All right…no one's getting tortured in this chapter. So, without further ado, here is the "explanation" of what the Hades is going on from here! Hope you like this!
CHAPTER 9: THE GODS AREN'T QUALIFIED DOCTORS!
After Athena's follow-up appointment the following week, Zeus wasn't sure about the mortal dentist thing. So that's why he called a meeting at six in the morning to discuss new plans.
"Zeus!" yelled Hera. "How dare you call a meeting this early? I'm tired!"
"Tough nuts," Zeus said.
"Ha-ha," Apollo smirked. "He said nuts."
"So, who hasn't had their teeth pulled yet?" Zeus asked. He and Hera raised their hands, as well as Apollo, Ares, Artemis, Dionysus, Hephaestus, and Hestia. "Excellent!" Zeus said happily. "Well, I don't like these mortal dentists very much. First of all, the nurses can't do small-talk. Secondly, they're expensive. I realize that we're gods and money doesn't matter too much, but still…" He glared at them all. "So, we'll be doing surgeries here!"
"This is gonna be a pain in the ass," said Ares.
"No, Ares," said Zeus, "just in pain in your jaw…and maybe your head. I realize that all of you aren't qualified to be dentists and assistants, but it doesn't matter. We're immortal; we cannot die!"
"How will this work, Lord Zeus?" Hestia asked from the hearth.

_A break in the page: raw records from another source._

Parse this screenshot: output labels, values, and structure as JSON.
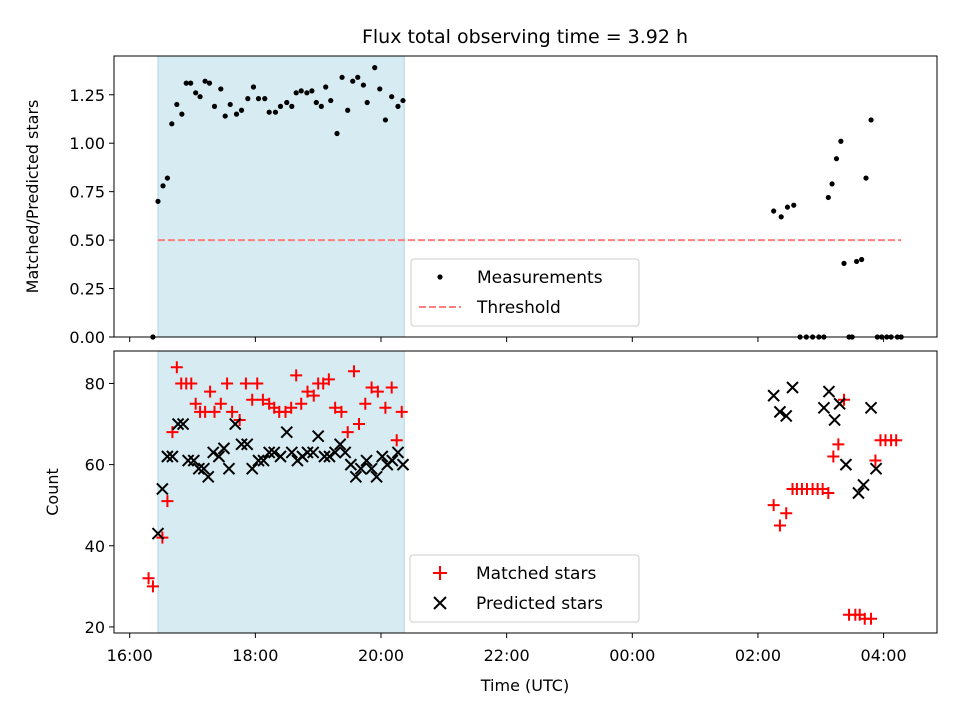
{
  "chart_data": {
    "title": "Flux total observing time = 3.92 h",
    "xlabel": "Time (UTC)",
    "x_unit": "hours since 00:00 of first night (values > 24 are next day)",
    "xlim": [
      15.75,
      28.85
    ],
    "x_ticks": [
      {
        "value": 16,
        "label": "16:00"
      },
      {
        "value": 18,
        "label": "18:00"
      },
      {
        "value": 20,
        "label": "20:00"
      },
      {
        "value": 22,
        "label": "22:00"
      },
      {
        "value": 24,
        "label": "00:00"
      },
      {
        "value": 26,
        "label": "02:00"
      },
      {
        "value": 28,
        "label": "04:00"
      }
    ],
    "shaded_interval": {
      "start": 16.45,
      "end": 20.37,
      "color": "#add8e6"
    },
    "colors": {
      "measurements": "#000000",
      "threshold": "#ff7f7f",
      "matched": "#ff0000",
      "predicted": "#000000",
      "shade": "#add8e6"
    },
    "panels": [
      {
        "type": "scatter",
        "ylabel": "Matched/Predicted stars",
        "ylim": [
          0,
          1.45
        ],
        "y_ticks": [
          {
            "value": 0,
            "label": "0.00"
          },
          {
            "value": 0.25,
            "label": "0.25"
          },
          {
            "value": 0.5,
            "label": "0.50"
          },
          {
            "value": 0.75,
            "label": "0.75"
          },
          {
            "value": 1.0,
            "label": "1.00"
          },
          {
            "value": 1.25,
            "label": "1.25"
          }
        ],
        "legend": {
          "position": "lower center",
          "entries": [
            "Measurements",
            "Threshold"
          ]
        },
        "threshold": {
          "label": "Threshold",
          "value": 0.5,
          "x_range": [
            16.45,
            28.28
          ],
          "style": "dashed"
        },
        "series": [
          {
            "name": "Measurements",
            "marker": "dot",
            "x": [
              16.37,
              16.45,
              16.53,
              16.6,
              16.67,
              16.75,
              16.83,
              16.9,
              16.97,
              17.05,
              17.12,
              17.2,
              17.27,
              17.35,
              17.45,
              17.52,
              17.6,
              17.7,
              17.78,
              17.88,
              17.97,
              18.05,
              18.15,
              18.22,
              18.32,
              18.4,
              18.5,
              18.58,
              18.65,
              18.73,
              18.82,
              18.9,
              18.97,
              19.05,
              19.12,
              19.2,
              19.3,
              19.38,
              19.47,
              19.55,
              19.63,
              19.72,
              19.78,
              19.9,
              19.98,
              20.07,
              20.17,
              20.27,
              20.35,
              26.25,
              26.37,
              26.47,
              26.57,
              26.67,
              26.77,
              26.87,
              26.97,
              27.05,
              27.12,
              27.18,
              27.25,
              27.32,
              27.37,
              27.45,
              27.5,
              27.57,
              27.65,
              27.72,
              27.8,
              27.9,
              27.97,
              28.05,
              28.12,
              28.22,
              28.28
            ],
            "y": [
              0.0,
              0.7,
              0.78,
              0.82,
              1.1,
              1.2,
              1.15,
              1.31,
              1.31,
              1.26,
              1.24,
              1.32,
              1.31,
              1.19,
              1.28,
              1.14,
              1.2,
              1.15,
              1.17,
              1.23,
              1.29,
              1.23,
              1.23,
              1.16,
              1.16,
              1.19,
              1.21,
              1.19,
              1.26,
              1.27,
              1.26,
              1.27,
              1.21,
              1.19,
              1.29,
              1.22,
              1.05,
              1.34,
              1.17,
              1.32,
              1.34,
              1.3,
              1.21,
              1.39,
              1.28,
              1.12,
              1.24,
              1.19,
              1.22,
              0.65,
              0.62,
              0.67,
              0.68,
              0.0,
              0.0,
              0.0,
              0.0,
              0.0,
              0.72,
              0.79,
              0.92,
              1.01,
              0.38,
              0.0,
              0.0,
              0.39,
              0.4,
              0.82,
              1.12,
              0.0,
              0.0,
              0.0,
              0.0,
              0.0,
              0.0
            ]
          }
        ]
      },
      {
        "type": "scatter",
        "ylabel": "Count",
        "ylim": [
          18.5,
          88
        ],
        "y_ticks": [
          {
            "value": 20,
            "label": "20"
          },
          {
            "value": 40,
            "label": "40"
          },
          {
            "value": 60,
            "label": "60"
          },
          {
            "value": 80,
            "label": "80"
          }
        ],
        "legend": {
          "position": "lower center",
          "entries": [
            "Matched stars",
            "Predicted stars"
          ]
        },
        "series": [
          {
            "name": "Matched stars",
            "marker": "plus",
            "x": [
              16.3,
              16.37,
              16.52,
              16.6,
              16.68,
              16.75,
              16.82,
              16.9,
              16.98,
              17.05,
              17.12,
              17.2,
              17.28,
              17.35,
              17.45,
              17.55,
              17.63,
              17.75,
              17.85,
              17.95,
              18.03,
              18.12,
              18.22,
              18.3,
              18.38,
              18.48,
              18.57,
              18.65,
              18.73,
              18.83,
              18.93,
              19.0,
              19.08,
              19.17,
              19.27,
              19.37,
              19.47,
              19.57,
              19.65,
              19.75,
              19.85,
              19.95,
              20.07,
              20.17,
              20.25,
              20.33,
              26.25,
              26.35,
              26.45,
              26.55,
              26.62,
              26.7,
              26.78,
              26.87,
              26.95,
              27.03,
              27.12,
              27.2,
              27.28,
              27.37,
              27.45,
              27.55,
              27.62,
              27.7,
              27.8,
              27.87,
              27.95,
              28.03,
              28.12,
              28.2
            ],
            "y": [
              32,
              30,
              42,
              51,
              68,
              84,
              80,
              80,
              80,
              75,
              73,
              73,
              78,
              73,
              75,
              80,
              73,
              71,
              80,
              76,
              80,
              76,
              75,
              74,
              73,
              73,
              74,
              82,
              75,
              78,
              77,
              80,
              80,
              81,
              74,
              73,
              68,
              83,
              70,
              75,
              79,
              78,
              74,
              79,
              66,
              73,
              50,
              45,
              48,
              54,
              54,
              54,
              54,
              54,
              54,
              54,
              53,
              62,
              65,
              76,
              23,
              23,
              23,
              22,
              22,
              61,
              66,
              66,
              66,
              66
            ]
          },
          {
            "name": "Predicted stars",
            "marker": "x",
            "x": [
              16.45,
              16.52,
              16.6,
              16.68,
              16.77,
              16.85,
              16.93,
              17.02,
              17.1,
              17.18,
              17.25,
              17.33,
              17.42,
              17.5,
              17.58,
              17.68,
              17.78,
              17.87,
              17.95,
              18.05,
              18.13,
              18.22,
              18.3,
              18.4,
              18.5,
              18.58,
              18.67,
              18.75,
              18.83,
              18.92,
              19.0,
              19.1,
              19.18,
              19.27,
              19.35,
              19.43,
              19.52,
              19.6,
              19.68,
              19.77,
              19.85,
              19.93,
              20.02,
              20.1,
              20.18,
              20.27,
              20.35,
              26.25,
              26.35,
              26.45,
              26.55,
              27.05,
              27.13,
              27.22,
              27.3,
              27.4,
              27.6,
              27.68,
              27.8,
              27.88
            ],
            "y": [
              43,
              54,
              62,
              62,
              70,
              70,
              61,
              61,
              59,
              59,
              57,
              63,
              62,
              64,
              59,
              70,
              65,
              65,
              59,
              61,
              61,
              63,
              63,
              62,
              68,
              63,
              61,
              62,
              63,
              63,
              67,
              62,
              62,
              63,
              65,
              63,
              60,
              57,
              59,
              61,
              59,
              57,
              62,
              60,
              61,
              63,
              60,
              77,
              73,
              72,
              79,
              74,
              78,
              71,
              75,
              60,
              53,
              55,
              74,
              59
            ]
          }
        ]
      }
    ]
  }
}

"Well, Hestia, I'm glad you asked!" Zeus said cheerfully. He snapped his fingers. A large book appeared. On its cover, there was a picture of the Empire State Building. "This is the appointment book. For those who haven't gotten their teeth pulled yet, you'll need to fill out a time. There shall be one appointment per day."

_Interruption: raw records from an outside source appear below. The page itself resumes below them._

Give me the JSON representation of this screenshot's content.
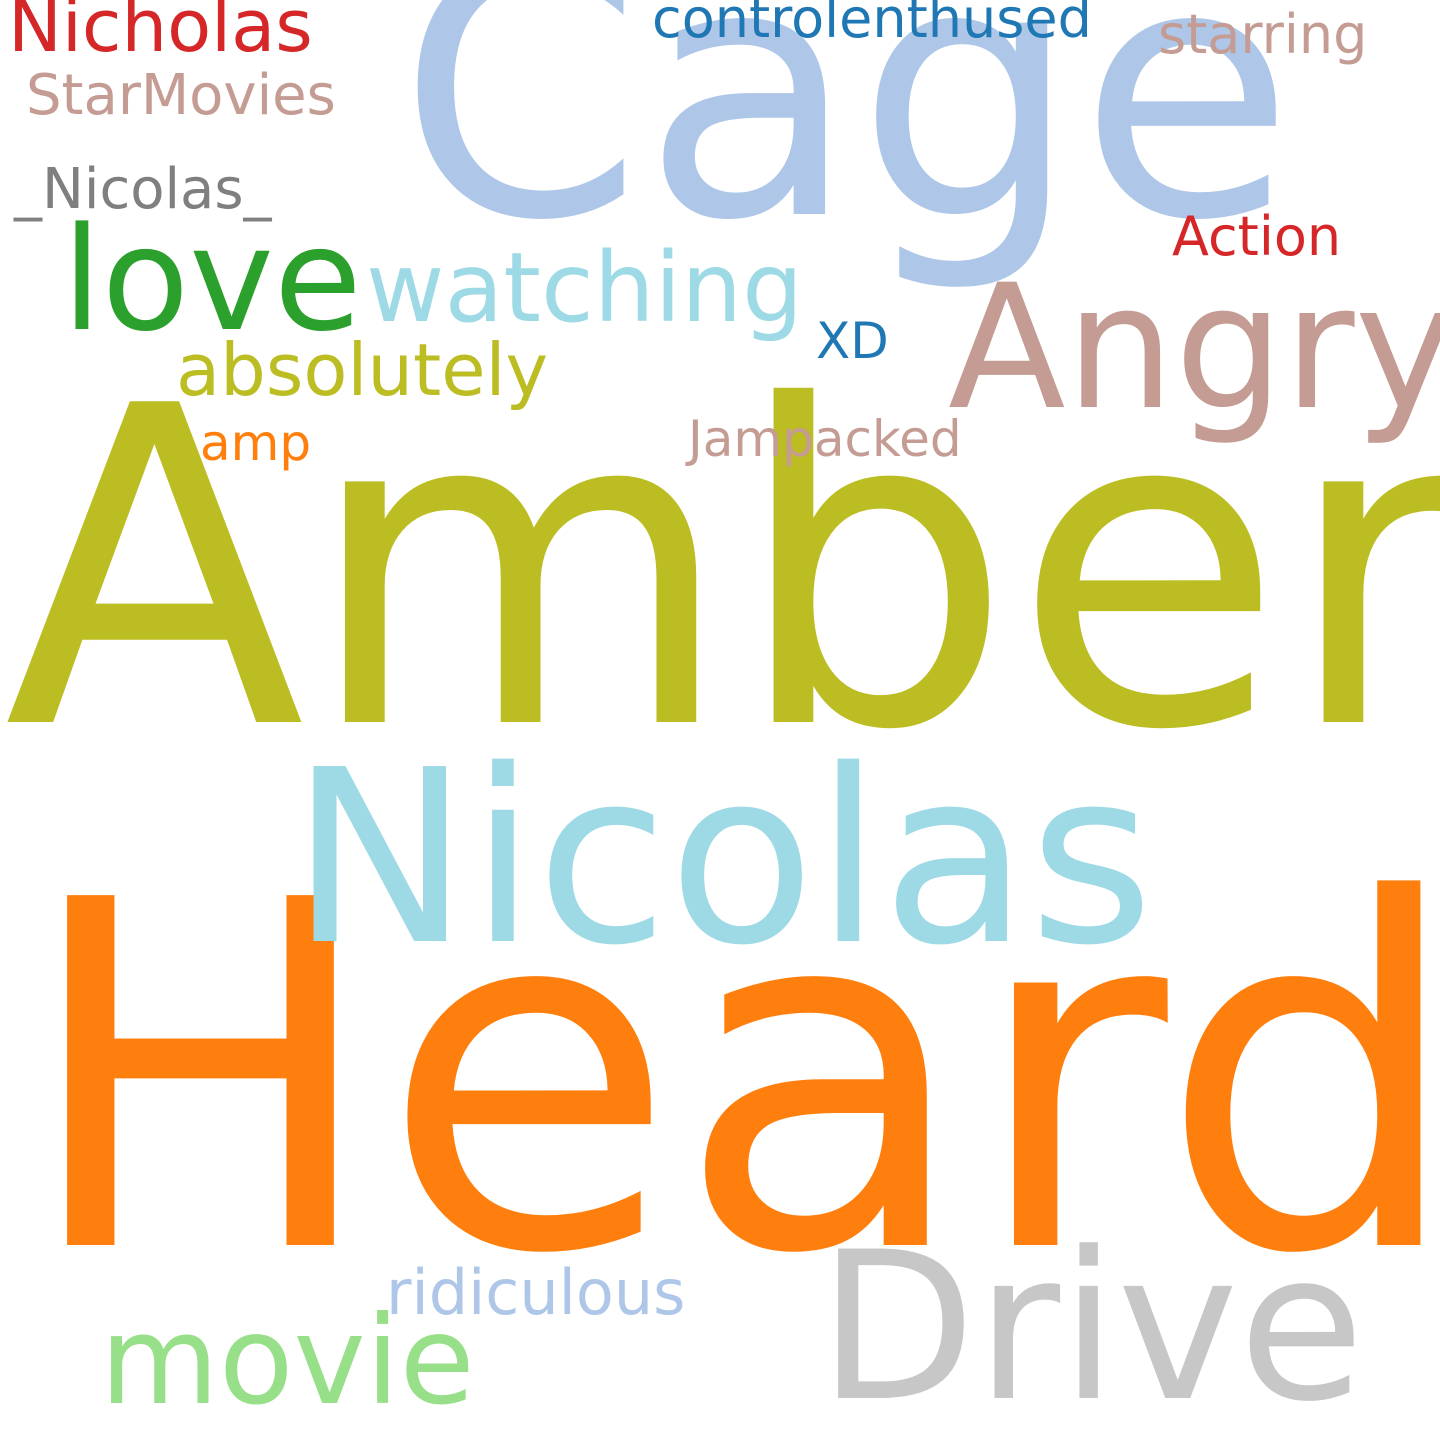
{
  "words": [
    {
      "text": "Cage",
      "color": "#aec7e8"
    },
    {
      "text": "Amber",
      "color": "#bcbd22"
    },
    {
      "text": "Heard",
      "color": "#ff7f0e"
    },
    {
      "text": "Nicolas",
      "color": "#9edae5"
    },
    {
      "text": "Angry",
      "color": "#c49c94"
    },
    {
      "text": "Drive",
      "color": "#c7c7c7"
    },
    {
      "text": "love",
      "color": "#2ca02c"
    },
    {
      "text": "watching",
      "color": "#9edae5"
    },
    {
      "text": "movie",
      "color": "#98df8a"
    },
    {
      "text": "absolutely",
      "color": "#bcbd22"
    },
    {
      "text": "Nicholas",
      "color": "#d62728"
    },
    {
      "text": "StarMovies",
      "color": "#c49c94"
    },
    {
      "text": "_Nicolas_",
      "color": "#7f7f7f"
    },
    {
      "text": "controlenthused",
      "color": "#1f77b4"
    },
    {
      "text": "starring",
      "color": "#c49c94"
    },
    {
      "text": "Action",
      "color": "#d62728"
    },
    {
      "text": "XD",
      "color": "#1f77b4"
    },
    {
      "text": "Jampacked",
      "color": "#c49c94"
    },
    {
      "text": "amp",
      "color": "#ff7f0e"
    },
    {
      "text": "ridiculous",
      "color": "#aec7e8"
    }
  ]
}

"Who are the doctors?" asked Hera.
"Well, we'll choose when we get the patients, dear," said Zeus. "So…yes, Apollo?"
"Are we using laughing gas or what?"
"Yes. You'll probably be just as high as though you were in the dentist chair on Earth. Anymore questions I need to waste my time answering?"
No one had anything else to say.
"Excellent!" Zeus threw the book on the floor. "Make your appointments now!"
Hephaestus ran as fast as he could to the appointment book, whipped out a pen, and signed his name for the following morning.
"Wow, lucky you," Ares smirked. "Wouldn't it be weird if you got Mom or Dad as your dentist?"
"Sure…maybe…I don't know." Hephaestus handed the pen to Ares, who signed up for an appointment, then handed the pen off to Hestia.
In the appointment book, there was a note:
Dear Olympians (and anyone else who wishes to go through absolute hell):
Thank you for making your appointment! We hope you are well cared for by our doctors at the Olympian Medical Center (just some crazy name for the Throne Room now). Yeah, so basically, you'll be in a ton of pain for a while.